African Economies Capture World Attention
Tag: African Economies, African Economies Attention
Summary: Young men and women chat along the glittering corridors of the sprawling shopping complex. With state-of-the-art mobile communication gadgets in hand, they go in and out of the mall's 65 shops, fill…
Young men and women chat along the glittering corridors of the sprawling shopping complex. With state-of-the-art mobile communication gadgets in hand, they go in and out of the mall's 65 shops, filling shopping bags with expensive items.
There is a large and well-equipped children's playground at the back. Fully air-conditioned, the mall has 20,000 square metres of retail space, a theatre, restaurants, bars and parking for 900 cars. Welcome to the Accra Mall in Ghana, one of West Africa's best - and comparable to any mall in the world.
In Ghana, as in many other African countries, young people are living out the continent's economic growth. They are educated and relatively well-off, as seen in their cars, dress and homes.
Ghana's economy grew by an impressive 14.4 per cent in 2011, while many African economies are expected to be among the world's fastest-growing in 2012, according to the World Bank. Ghana, Liberia, Nigeria, Ethiopia, the Democratic Republic of the Congo and others will lead the charge.
Undoubtedly Africa is still bedevilled by poverty, with half of its people living on less than $2 a day. However, its economic growth over the past decade has been striking.
Several factors make Africa an investor's dreamland. McKinsey Global Institute, a think tank, writes, "The rate of return on foreign investment is higher in Africa than in any other developing region."
Africa's economic growth is driven by a number of factors, including an end to many armed conflicts, abundant natural resources and economic reforms that have promoted a better business climate.
More political stability is lubricating the continent's economic engine. The UN Economic Commission for Africa (ECA) in 2005 linked democracy to economic growth. "Good governance is central to improving economic performance and promoting economic progress in Africa," argued Abdoulie Janneh, the ECA executive secretary at the time.

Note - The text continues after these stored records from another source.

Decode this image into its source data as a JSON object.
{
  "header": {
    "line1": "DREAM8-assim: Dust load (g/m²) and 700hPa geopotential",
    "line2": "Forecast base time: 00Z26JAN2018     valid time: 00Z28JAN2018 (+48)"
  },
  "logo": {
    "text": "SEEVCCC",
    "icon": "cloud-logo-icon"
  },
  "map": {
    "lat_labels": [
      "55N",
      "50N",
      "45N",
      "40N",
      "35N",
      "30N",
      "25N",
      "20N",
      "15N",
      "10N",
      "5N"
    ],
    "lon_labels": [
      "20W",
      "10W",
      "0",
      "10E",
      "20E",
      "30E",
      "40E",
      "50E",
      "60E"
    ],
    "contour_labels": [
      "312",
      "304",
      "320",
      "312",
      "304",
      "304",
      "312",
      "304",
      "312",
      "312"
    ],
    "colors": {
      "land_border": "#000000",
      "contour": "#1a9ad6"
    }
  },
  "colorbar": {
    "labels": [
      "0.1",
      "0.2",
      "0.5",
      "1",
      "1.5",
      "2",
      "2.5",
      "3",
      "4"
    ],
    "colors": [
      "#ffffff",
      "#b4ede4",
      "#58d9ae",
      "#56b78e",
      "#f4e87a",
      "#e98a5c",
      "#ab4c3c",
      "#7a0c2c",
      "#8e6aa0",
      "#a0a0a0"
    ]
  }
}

Another important factor is accelerating urbanization. While it may strain social services in the cities, it has also led to an increase in urban consumers. More than 40 per cent of Africa's population now lives in cities, and by 2030 "Africa's top 18 cities will have a combined spending power of $1.3 trillion," McKinsey projects.
The Wall Street Journal reports that Africa's middle class, currently numbering 60 million, will reach 100 million by 2015.
Africa's overall economic indicators have been remarkable. Over the past decade, Africa's trade with the rest of the world has increased by more than 200 per cent, annual inflation has averaged only 8 per cent and foreign debt has decreased by 25 per cent. Foreign direct investment (FDI) grew by 27 per cent in 2011 alone.
Even though projections for overall growth in 2012 have been revised downward due to the political crisis in North Africa, Africa's economy will still grow by 4.2 per cent, according to a UN report in June.